Dell CFO Fears Extra Tax If U.S. Acts On Minimum Tax Before OECD – David Hood, Bloomberg ($). “If the U.S. toughens its minimum tax before other countries adopt a global minimum tax, that could set up a double-taxation regime, Dell Technologies Inc. CFO Thomas Sweet said.”

The global tax pact, agreed to by 137 countries, would impose a 15% global minimum tax. The U.S. already has a minimum tax on foreign income of its own, known as GILTI, for global intangible low-taxed income. The current rate is 10.5%, but the Biden administration wants to raise that to 15% as part of its massive tax-and-spend package. The global minimum tax would take effect in 2023, while the Biden package is currently stalled in Congress, and its chances of passage are uncertain.


U.S. Tax Incentives Could be Caught in the Global Minimum Tax Crossfire – Daniel Bunn, Tax Foundation. “The Build Back Better legislative package includes both tax hikes and tax cuts, which contain two contrasting tax policy narratives. Tax hikes include corporate tax increases on foreign income and a new 15 percent domestic minimum tax, and green energy tax incentives provide a tax cut. Policymakers also sought to protect some pre-existing tax incentives from being negated by the domestic minimum tax and the Base Erosion and Anti-Abuse Tax (BEAT). However, the new global minimum tax casts doubt on the U.S. approach to tax incentives.”

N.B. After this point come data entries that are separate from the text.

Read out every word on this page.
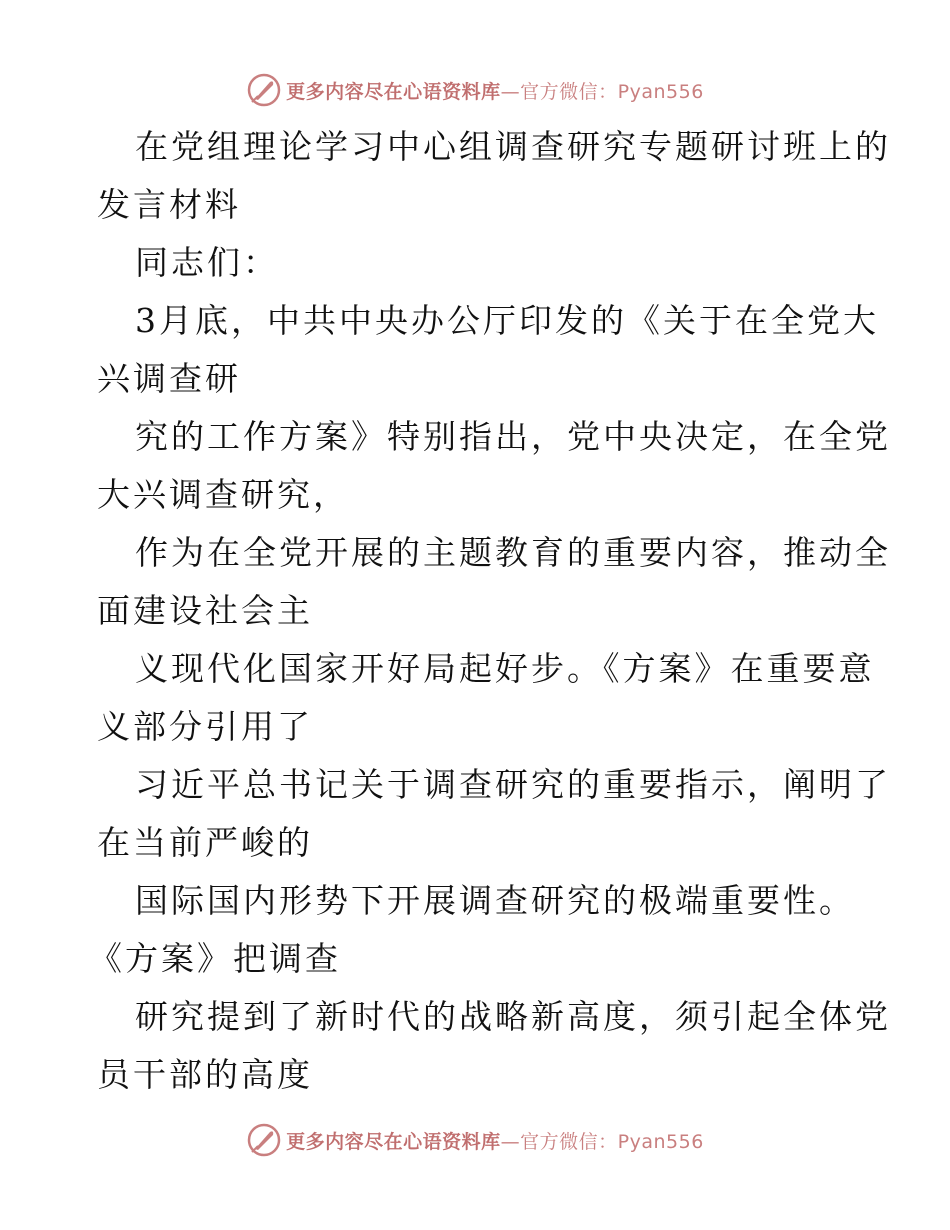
更多内容尽在心语资料库—官方微信：Pyan556
在党组理论学习中心组调查研究专题研讨班上的
发言材料
同志们：
3月底，中共中央办公厅印发的《关于在全党大
兴调查研
究的工作方案》特别指出，党中央决定，在全党
大兴调查研究，
作为在全党开展的主题教育的重要内容，推动全
面建设社会主
义现代化国家开好局起好步。《方案》在重要意
义部分引用了
习近平总书记关于调查研究的重要指示，阐明了
在当前严峻的
国际国内形势下开展调查研究的极端重要性。
《方案》把调查
研究提到了新时代的战略新高度，须引起全体党
员干部的高度
更多内容尽在心语资料库—官方微信：Pyan556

In the coming days, U.S. policymakers may have to choose between changing their approach to tax incentives or allowing U.S. companies to face higher tax bills in other countries. Whether or not Build Back Better passes, some tax benefits at home will just mean a tax increase abroad.

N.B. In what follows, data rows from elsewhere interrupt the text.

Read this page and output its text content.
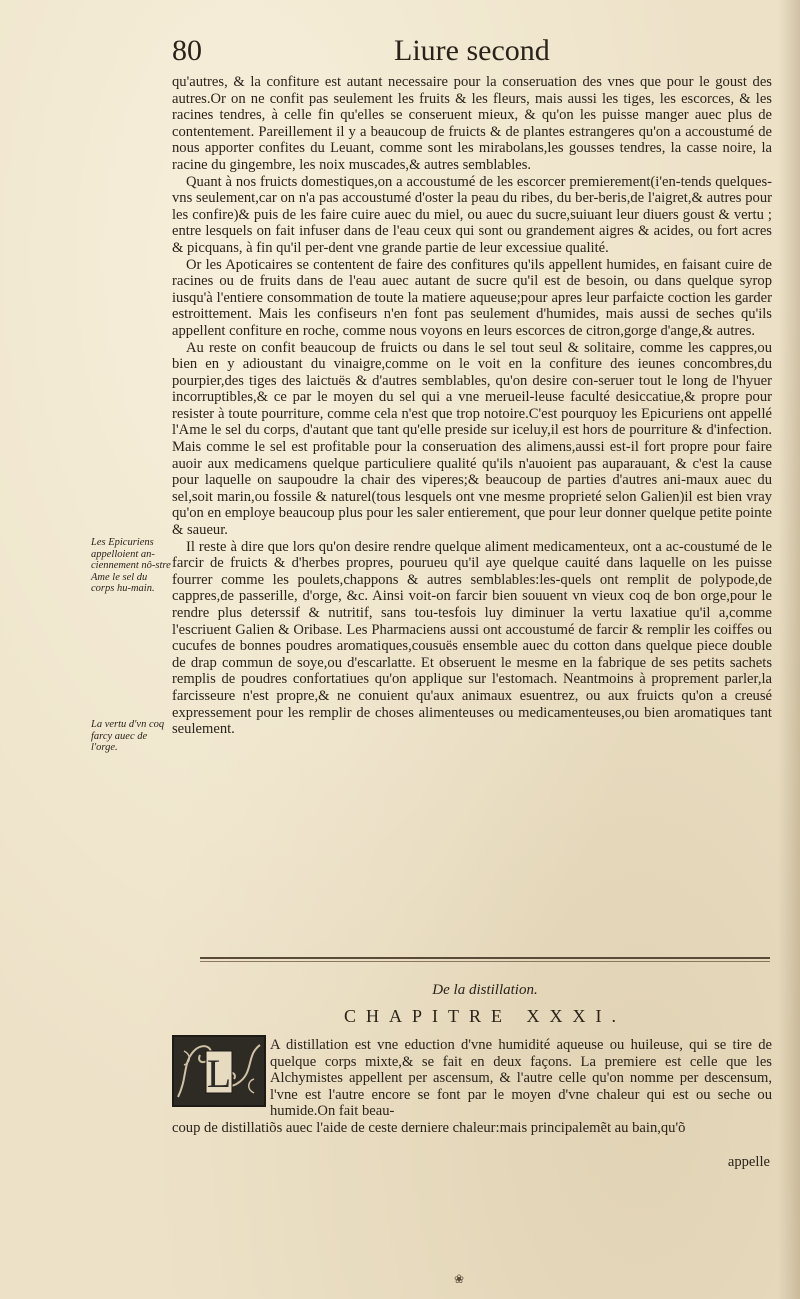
80	Liure second

qu'autres, & la confiture est autant necessaire pour la conseruation des vnes que pour le goust des autres.Or on ne confit pas seulement les fruits & les fleurs, mais aussi les tiges, les escorces, & les racines tendres, à celle fin qu'elles se conseruent mieux, & qu'on les puisse manger auec plus de contentement. Pareillement il y a beaucoup de fruicts & de plantes estrangeres qu'on a accoustumé de nous apporter confites du Leuant, comme sont les mirabolans,les gousses tendres, la casse noire, la racine du gingembre, les noix muscades,& autres semblables.

Quant à nos fruicts domestiques,on a accoustumé de les escorcer premierement(i'en-tends quelques-vns seulement,car on n'a pas accoustumé d'oster la peau du ribes, du ber-beris,de l'aigret,& autres pour les confire)& puis de les faire cuire auec du miel, ou auec du sucre,suiuant leur diuers goust & vertu ; entre lesquels on fait infuser dans de l'eau ceux qui sont ou grandement aigres & acides, ou fort acres & picquans, à fin qu'il per-dent vne grande partie de leur excessiue qualité.

Or les Apoticaires se contentent de faire des confitures qu'ils appellent humides, en faisant cuire de racines ou de fruits dans de l'eau auec autant de sucre qu'il est de besoin, ou dans quelque syrop iusqu'à l'entiere consommation de toute la matiere aqueuse;pour apres leur parfaicte coction les garder estroittement. Mais les confiseurs n'en font pas seulement d'humides, mais aussi de seches qu'ils appellent confiture en roche, comme nous voyons en leurs escorces de citron,gorge d'ange,& autres.

Au reste on confit beaucoup de fruicts ou dans le sel tout seul & solitaire, comme les cappres,ou bien en y adioustant du vinaigre,comme on le voit en la confiture des ieunes concombres,du pourpier,des tiges des laictuës & d'autres semblables, qu'on desire con-seruer tout le long de l'hyuer incorruptibles,& ce par le moyen du sel qui a vne merueil-leuse faculté desiccatiue,& propre pour resister à toute pourriture, comme cela n'est que trop notoire.C'est pourquoy les Epicuriens ont appellé l'Ame le sel du corps, d'autant que tant qu'elle preside sur iceluy,il est hors de pourriture & d'infection. Mais comme le sel est profitable pour la conseruation des alimens,aussi est-il fort propre pour faire auoir aux medicamens quelque particuliere qualité qu'ils n'auoient pas auparauant, & c'est la cause pour laquelle on saupoudre la chair des viperes;& beaucoup de parties d'autres ani-maux auec du sel,soit marin,ou fossile & naturel(tous lesquels ont vne mesme proprieté selon Galien)il est bien vray qu'on en employe beaucoup plus pour les saler entierement, que pour leur donner quelque petite pointe & saueur.

Il reste à dire que lors qu'on desire rendre quelque aliment medicamenteux, ont a ac-coustumé de le farcir de fruicts & d'herbes propres, pourueu qu'il aye quelque cauité dans laquelle on les puisse fourrer comme les poulets,chappons & autres semblables:les-quels ont remplit de polypode,de cappres,de passerille, d'orge, &c. Ainsi voit-on farcir bien souuent vn vieux coq de bon orge,pour le rendre plus deterssif & nutritif, sans tou-tesfois luy diminuer la vertu laxatiue qu'il a,comme l'escriuent Galien & Oribase. Les Pharmaciens aussi ont accoustumé de farcir & remplir les coiffes ou cucufes de bonnes poudres aromatiques,cousuës ensemble auec du cotton dans quelque piece double de drap commun de soye,ou d'escarlatte. Et obseruent le mesme en la fabrique de ses petits sachets remplis de poudres confortatiues qu'on applique sur l'estomach. Neantmoins à proprement parler,la farcisseure n'est propre,& ne conuient qu'aux animaux esuentrez, ou aux fruicts qu'on a creusé expressement pour les remplir de choses alimenteuses ou medicamenteuses,ou bien aromatiques tant seulement.

Les Epicuriens appelloient an-ciennement nô-stre Ame le sel du corps hu-main.
La vertu d'vn coq farcy auec de l'orge.
De la distillation.
CHAPITRE XXXI.
L
A distillation est vne eduction d'vne humidité aqueuse ou huileuse, qui se tire de quelque corps mixte,& se fait en deux façons. La premiere est celle que les Alchymistes appellent per ascensum, & l'autre celle qu'on nomme per descensum, l'vne est l'autre encore se font par le moyen d'vne chaleur qui est ou seche ou humide.On fait beau-
coup de distillatiõs auec l'aide de ceste derniere chaleur:mais principalemẽt au bain,qu'õ
appelle
❀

While U.S. legislators have aligned some pieces of Build Back Better to the global minimum tax (albeit with some remaining differences), the tax incentives that are baked into the U.S. tax code would create an opening for foreign jurisdictions to charge higher taxes on U.S. companies.


Happy National Backward Day! !seY !sdrawkcab sgniht llepS (You might need a mirror to decode these sentences.)

But today is more a world view than a spelling exercise.

National Day Calendar:

The day provides an opportunity to reverse our ways, our direction or simply our shirt.  Dessert for breakfast, perhaps? There are many ways to celebrate this fun day, so just let your imagination be your guide.